The concerns are that most inboxes nowadays are able to hold a near unlimited amount of data spanning the course of many years, compared to the mere megabytes on 1986-based servers. Civil liberties and privacy groups have argued for years that the act is archaic and can be abused by law enforcement. 

Enter the Online Communications and Geolocation Protection Act (OCGPA) — a draft bill co-sponsored by Rep. Zoe Lofgren (D-CA), Rep. Ted Poe (R-TX) and Rep. Suzan DelBene (D-WA). OCGPA is designed to amend the 1986 email privacy law to not only expand the email privacy protection for ordinary citizens, but also to take into account geolocation data by protecting citizens from warrantless cellphone tracking.

If passed, it will also require that a warrant must be served by a court if US authorities want to acquire any electronic communication that a person may possess, including geolocation data that may show where you have physically been.

This would significantly expand the fence around the digital lives that the vast majority of US residents and citizens have from outdated laws that require only subpoenas, which in many cases are too wide in scope and have little judicial oversight. 

But the Justice Dept.'s stance should not come as much of a surprise considering recent history.

In 2011, Sen. Patrick Leahy (D-VT) proposed a bill, dubbed the Electronic Communications Privacy Act (ECPA) Amendments Act — similar then to how OCGPA stands now — which would have significantly increased US citizens' email privacy. It did not however take into account provisions relating to gelocation data.

But it was quietly rewritten and its entire purpose flipped completely around after a number of US government agencies complained that it would make it more difficult to bring criminal cases against individuals. 

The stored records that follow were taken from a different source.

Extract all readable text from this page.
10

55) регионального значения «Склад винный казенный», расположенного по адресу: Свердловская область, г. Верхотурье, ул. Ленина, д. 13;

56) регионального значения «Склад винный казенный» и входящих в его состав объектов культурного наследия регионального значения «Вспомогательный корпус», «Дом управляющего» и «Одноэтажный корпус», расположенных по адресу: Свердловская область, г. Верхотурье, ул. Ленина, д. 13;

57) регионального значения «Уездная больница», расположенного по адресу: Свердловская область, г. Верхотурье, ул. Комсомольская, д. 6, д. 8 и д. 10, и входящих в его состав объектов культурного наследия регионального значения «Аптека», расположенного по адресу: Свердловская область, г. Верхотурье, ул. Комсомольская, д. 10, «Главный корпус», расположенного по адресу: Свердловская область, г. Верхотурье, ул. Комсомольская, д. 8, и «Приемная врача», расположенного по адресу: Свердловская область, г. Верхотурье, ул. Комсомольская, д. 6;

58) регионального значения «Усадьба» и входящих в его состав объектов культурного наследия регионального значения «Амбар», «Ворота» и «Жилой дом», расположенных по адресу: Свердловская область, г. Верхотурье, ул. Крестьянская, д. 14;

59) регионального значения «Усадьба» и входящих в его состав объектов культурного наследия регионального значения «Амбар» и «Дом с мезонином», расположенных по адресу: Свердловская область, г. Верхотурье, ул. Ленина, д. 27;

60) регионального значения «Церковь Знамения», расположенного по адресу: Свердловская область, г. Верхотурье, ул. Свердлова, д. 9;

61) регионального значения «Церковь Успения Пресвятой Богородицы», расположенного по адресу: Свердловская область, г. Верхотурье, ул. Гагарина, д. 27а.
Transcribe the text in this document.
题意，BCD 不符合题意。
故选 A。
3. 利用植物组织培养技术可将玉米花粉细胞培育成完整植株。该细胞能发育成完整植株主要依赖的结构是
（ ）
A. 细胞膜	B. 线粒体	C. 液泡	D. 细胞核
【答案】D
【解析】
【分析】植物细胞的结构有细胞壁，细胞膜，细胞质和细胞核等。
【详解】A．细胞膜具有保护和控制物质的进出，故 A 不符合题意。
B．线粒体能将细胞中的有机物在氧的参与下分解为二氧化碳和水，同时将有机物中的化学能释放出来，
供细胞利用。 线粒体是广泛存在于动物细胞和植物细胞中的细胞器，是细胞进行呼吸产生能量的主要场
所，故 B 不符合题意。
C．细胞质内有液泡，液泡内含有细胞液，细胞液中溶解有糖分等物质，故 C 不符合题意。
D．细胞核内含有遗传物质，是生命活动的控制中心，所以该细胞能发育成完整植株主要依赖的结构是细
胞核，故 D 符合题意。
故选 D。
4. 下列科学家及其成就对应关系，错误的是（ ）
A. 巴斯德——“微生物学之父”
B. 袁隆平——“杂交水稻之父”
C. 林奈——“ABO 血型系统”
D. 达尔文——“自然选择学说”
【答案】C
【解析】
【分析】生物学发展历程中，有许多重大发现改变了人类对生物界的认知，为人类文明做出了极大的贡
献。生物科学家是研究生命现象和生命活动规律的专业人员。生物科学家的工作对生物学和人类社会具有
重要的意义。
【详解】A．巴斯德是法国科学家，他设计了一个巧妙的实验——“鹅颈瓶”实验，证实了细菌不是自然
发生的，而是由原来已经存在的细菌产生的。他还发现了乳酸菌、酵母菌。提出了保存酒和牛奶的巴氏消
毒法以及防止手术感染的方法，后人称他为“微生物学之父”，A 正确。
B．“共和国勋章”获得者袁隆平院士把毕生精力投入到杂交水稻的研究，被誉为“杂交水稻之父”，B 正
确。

The rewritten bill instead would have allowed close to two-dozen US federal agencies to access email, cloud-stored files such as those in Google Docs, and private Facebook and Twitter messages without a search warrant. 

Leahy pulled support for his own bill only hours after reports emerged of the controversial changes, who then washed his hands of the bill that had spun out of control.

However, in spite of a bevy of proposed changes to existing laws, cloud service providers under the umbrella of the 1986 law — such as Microsoft, Google, Facebook and others — said they still require court-ordered warrants before they will hand over private data to US authorities.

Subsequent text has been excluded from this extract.